You don't have to use your custom chunker for everything. Unrag supports overriding the chunker on a per-ingest basis:

import { semanticChunker } from "@unrag/chunking/semantic";

// Use your custom chunker by default (from config)
await engine.ingest({
  sourceId: "legal:contract-123",
  content: contractContent,
});

// Override with a different chunker for specific content
await engine.ingest({
  sourceId: "faq:general",
  content: faqContent,
  chunker: sentenceChunker,  // Your custom sentence-based chunker
});

// Or use a built-in chunker
await engine.ingest({
  sourceId: "blog:post-456",
  content: blogContent,
  chunker: semanticChunker,  // Semantic chunker for this ingest only
});

This flexibility lets you handle heterogeneous content without multiple engine instances.

Best practices

When building custom chunkers, keep these principles in mind:

Always use countTokens for accurate token counts. Estimating based on characters or words leads to chunks that exceed limits or waste space.

Respect chunkSize as a hard limit. Chunks should never exceed this value. If a single unit (sentence, section, function) exceeds the limit, you need logic to split it further.

Consider minChunkSize to avoid tiny fragments. A chunk with 5 tokens adds noise without value. Merge small chunks with neighbors or filter them out.

Return sequential indices starting at 0. The index field should count 0, 1, 2, ... in order. Unrag uses this for overlap calculation and document reconstruction.

Trim whitespace from chunk content. Chunks shouldn't start or end with extra spaces or newlines. This wastes tokens and creates inconsistent embeddings.

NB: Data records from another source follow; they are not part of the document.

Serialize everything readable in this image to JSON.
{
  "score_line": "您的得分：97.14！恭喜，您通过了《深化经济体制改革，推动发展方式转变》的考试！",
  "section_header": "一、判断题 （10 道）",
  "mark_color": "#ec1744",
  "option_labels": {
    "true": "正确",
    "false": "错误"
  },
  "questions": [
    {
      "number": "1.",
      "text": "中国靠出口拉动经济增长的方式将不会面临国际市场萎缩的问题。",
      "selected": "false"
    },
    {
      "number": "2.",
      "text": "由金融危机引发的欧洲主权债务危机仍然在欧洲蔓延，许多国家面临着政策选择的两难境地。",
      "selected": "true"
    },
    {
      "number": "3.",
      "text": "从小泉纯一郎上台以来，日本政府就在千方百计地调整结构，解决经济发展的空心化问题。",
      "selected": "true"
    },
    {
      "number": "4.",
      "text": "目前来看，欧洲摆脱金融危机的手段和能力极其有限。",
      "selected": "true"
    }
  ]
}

Handle edge cases gracefully. Empty content, single sentences, massive documents without structure—your chunker should handle these without crashing.

When to build custom

Build a custom chunker when:

Your content has domain-specific structure that generic chunkers don't understand (legal documents, medical records, financial filings)
You need language-specific handling with different rules for different languages
You want to combine strategies based on content detection (use markdown chunking for docs, code chunking for source files)
Built-in chunkers consistently produce poor results for your content type

For most use cases, start with a built-in chunker. The recursive chunker handles general prose well, and the specialized chunkers (markdown, code, semantic) cover common structured content. Custom chunking is a power tool for when those don't fit.